“Potensi itu memungkinkan apabila massa penundaan pemilu itu kemudian juga mampu mempengaruhi kelompok pemilih dari parpol yang kontra penundaan pemilu tersebut,” kata Wasis.
Namun demikian, Wasis berpendapat penggalangan massa penundaan pemilu masih belum punya narasi moral yang kuat, sehingga mampu membius publik secara lebih luas.
“Hampir mirip sebenarnya pola gerakan 212, hanya saja gerakan ini besar karena ada spirit moral ‘penistaan agama’, sementara kelompok pro (penundaan pemilu) ini belum punya narasi itu,” kata dia.
Pengamat politik UIN Syarif Hidayatullah, Adi Prayitno menilai ada operasi yang sistematis di balik bermunculannya dukungan Jokowi 3 periode. Gerakan itu, menurutnya cukup lama hilang hingga belakangan muncul dengan masif.
Menurutnya, Jokowi seharusnya bersikap tegas jika benar-benar menolak wacana itu.
“Semua publik tau siapa aktor yang memobilisasi gerakan ini.

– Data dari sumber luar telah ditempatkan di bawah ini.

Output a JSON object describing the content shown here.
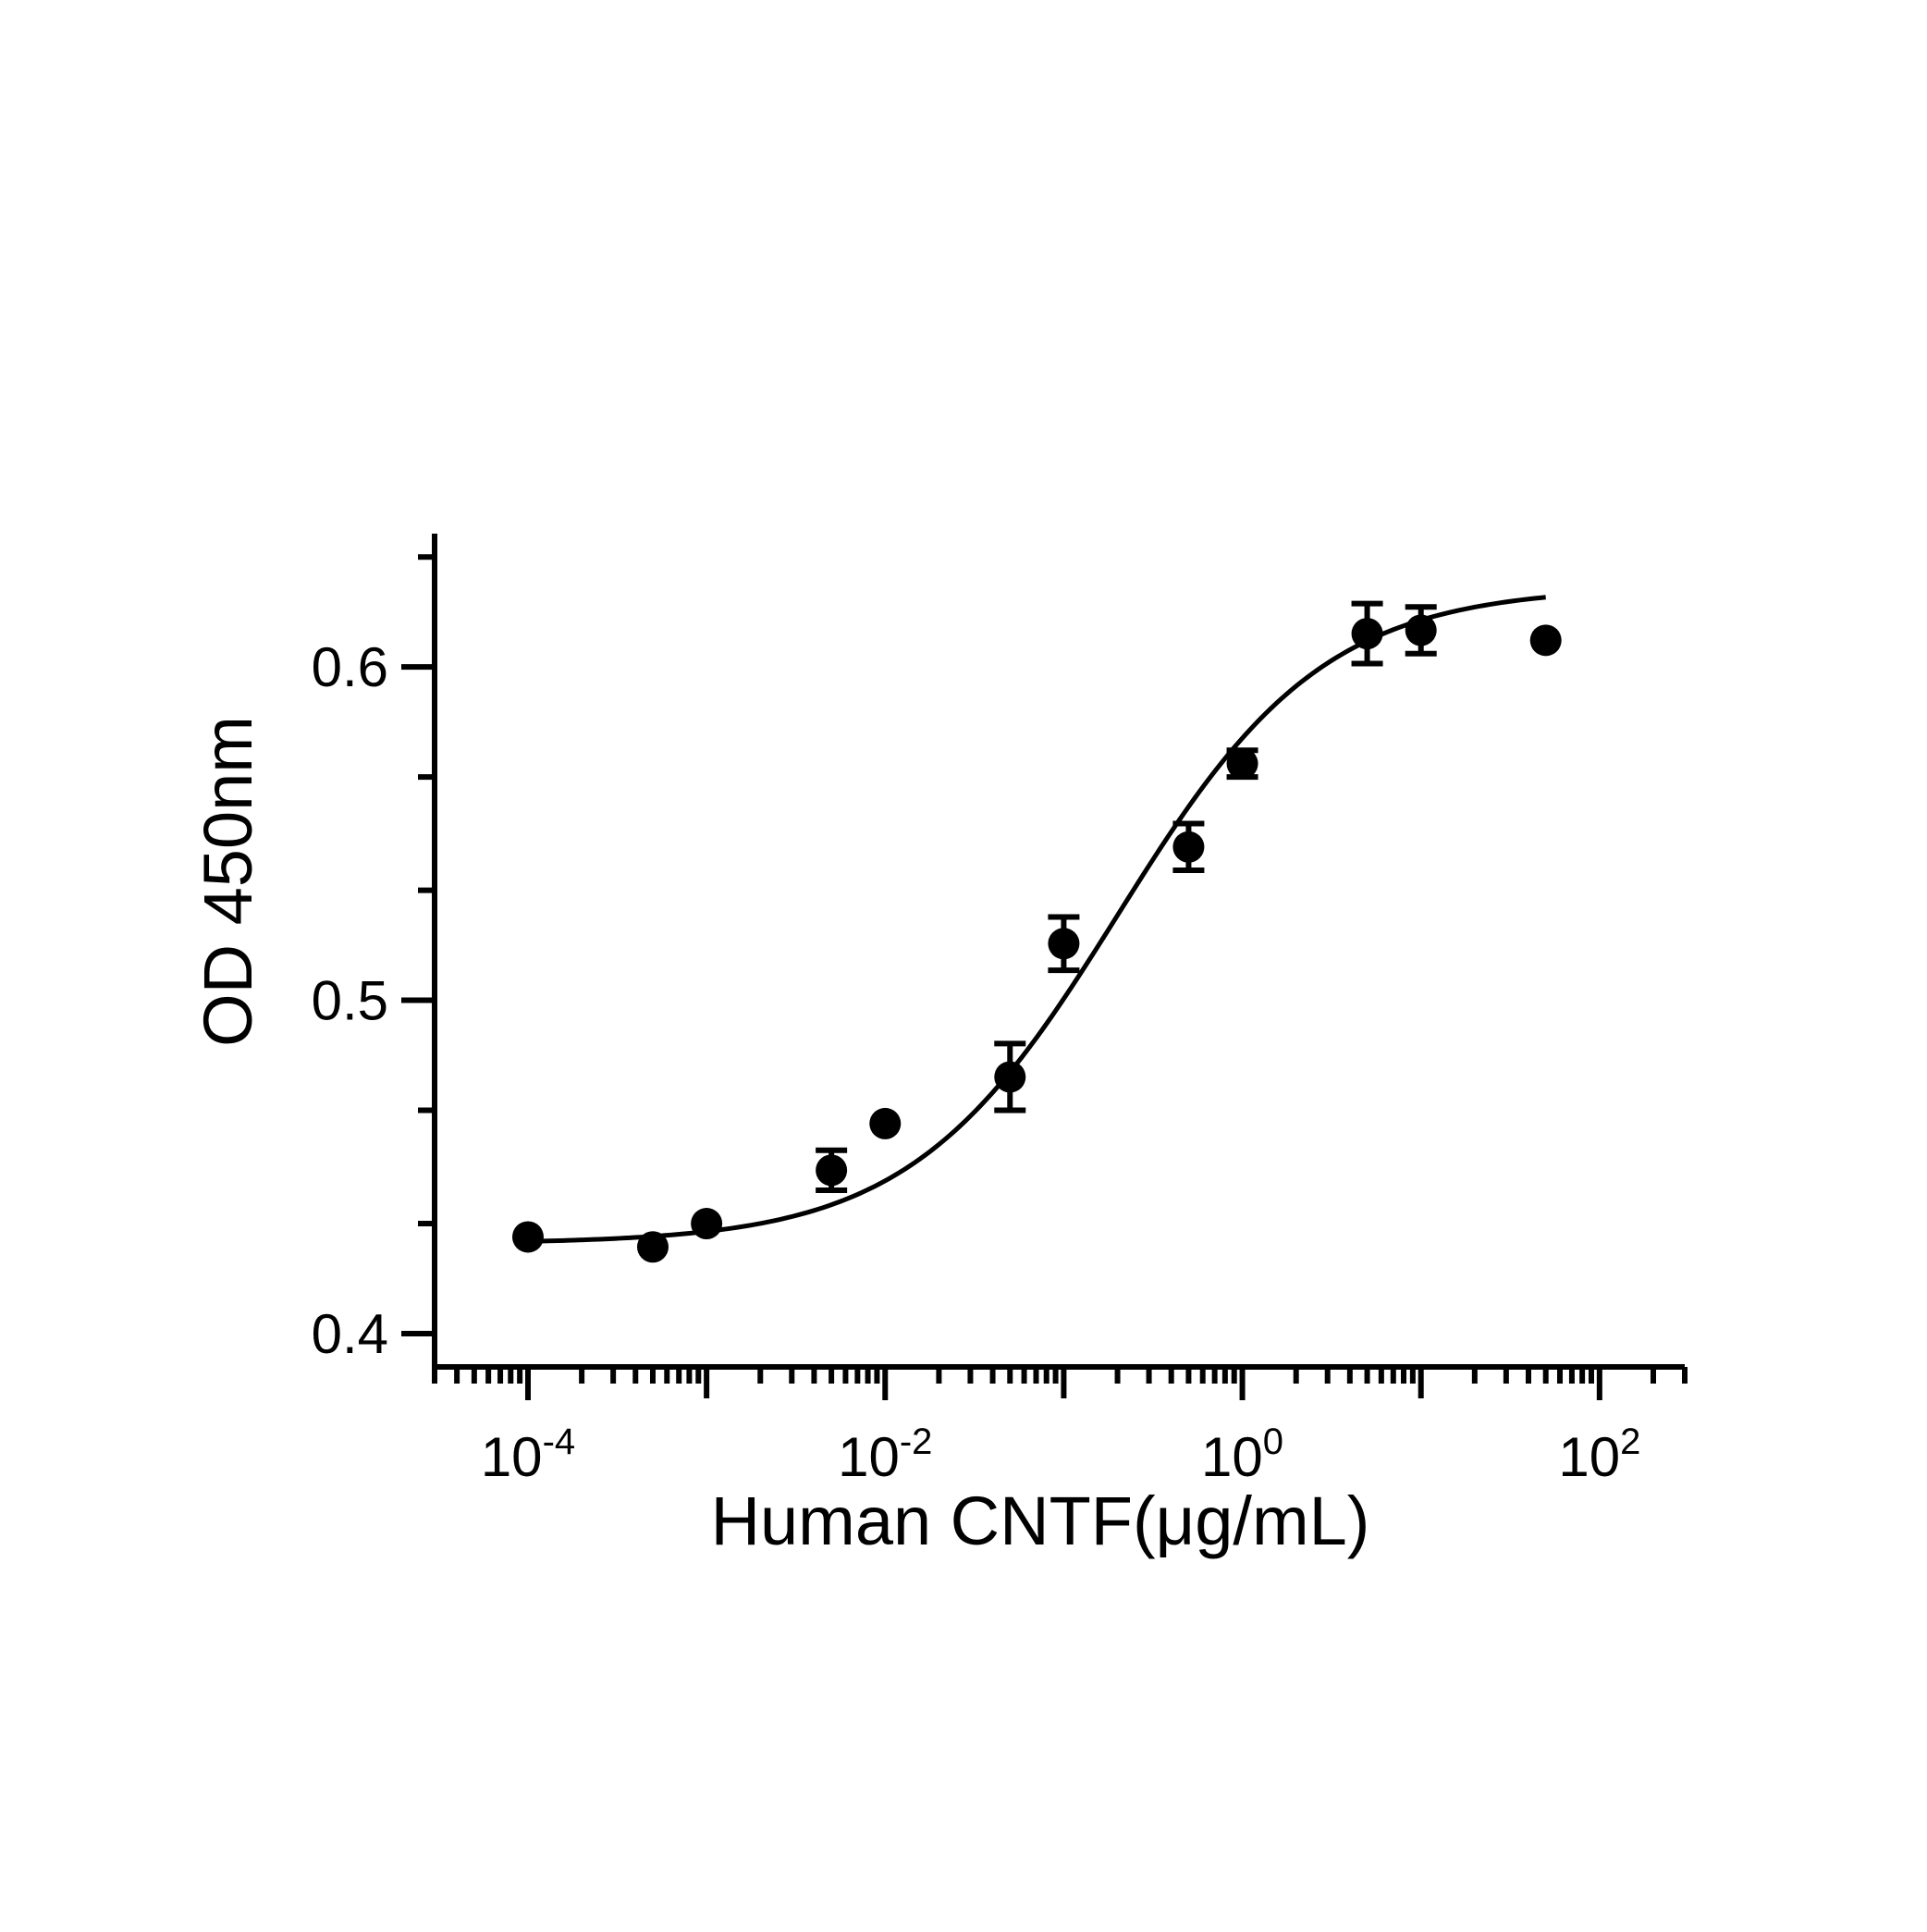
{
  "chart_data": {
    "type": "scatter",
    "title": "",
    "xlabel": "Human CNTF(μg/mL)",
    "ylabel": "OD 450nm",
    "x_scale": "log",
    "xlim": [
      3e-05,
      300
    ],
    "ylim": [
      0.39,
      0.64
    ],
    "x_ticks": [
      {
        "value": 0.0001,
        "base": "10",
        "exp": "-4"
      },
      {
        "value": 0.01,
        "base": "10",
        "exp": "-2"
      },
      {
        "value": 1,
        "base": "10",
        "exp": "0"
      },
      {
        "value": 100,
        "base": "10",
        "exp": "2"
      }
    ],
    "y_ticks": [
      {
        "value": 0.4,
        "label": "0.4"
      },
      {
        "value": 0.5,
        "label": "0.5"
      },
      {
        "value": 0.6,
        "label": "0.6"
      }
    ],
    "y_minor_ticks": [
      0.433,
      0.467,
      0.533,
      0.567,
      0.633
    ],
    "grid": false,
    "legend": "none",
    "colors": {
      "marker": "#000000",
      "curve": "#000000",
      "axis": "#000000"
    },
    "series": [
      {
        "points": [
          {
            "x": 0.0001,
            "y": 0.429,
            "err": 0
          },
          {
            "x": 0.0005,
            "y": 0.426,
            "err": 0
          },
          {
            "x": 0.001,
            "y": 0.433,
            "err": 0
          },
          {
            "x": 0.005,
            "y": 0.449,
            "err": 0.006
          },
          {
            "x": 0.01,
            "y": 0.463,
            "err": 0
          },
          {
            "x": 0.05,
            "y": 0.477,
            "err": 0.01
          },
          {
            "x": 0.1,
            "y": 0.517,
            "err": 0.008
          },
          {
            "x": 0.5,
            "y": 0.546,
            "err": 0.007
          },
          {
            "x": 1.0,
            "y": 0.571,
            "err": 0.004
          },
          {
            "x": 5.0,
            "y": 0.61,
            "err": 0.009
          },
          {
            "x": 10.0,
            "y": 0.611,
            "err": 0.007
          },
          {
            "x": 50.0,
            "y": 0.608,
            "err": 0
          }
        ]
      }
    ],
    "fit_curve": {
      "model": "4PL",
      "bottom": 0.427,
      "top": 0.624,
      "ec50": 0.2,
      "hill": 0.75,
      "x_range": [
        0.0001,
        50
      ]
    }
  }
}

Tak perlu sebut merek, sudah jadi rahasia umum. Kalau nolak 3 periode ini, Jokowi mestinya bersikap keras, marah pada mereka yang terus-menerus menjerumuskannya,” kata Adi.
Ia mengaku miris melihat oknum aparat desa yang mendukung Jokowi 3 periode. Gagasan itu, kata dia, jelas inkonstitusional. Adi mengatakan aparat desa, semestinya fokus mengembangkan desa, netral, bukan genit urus politik.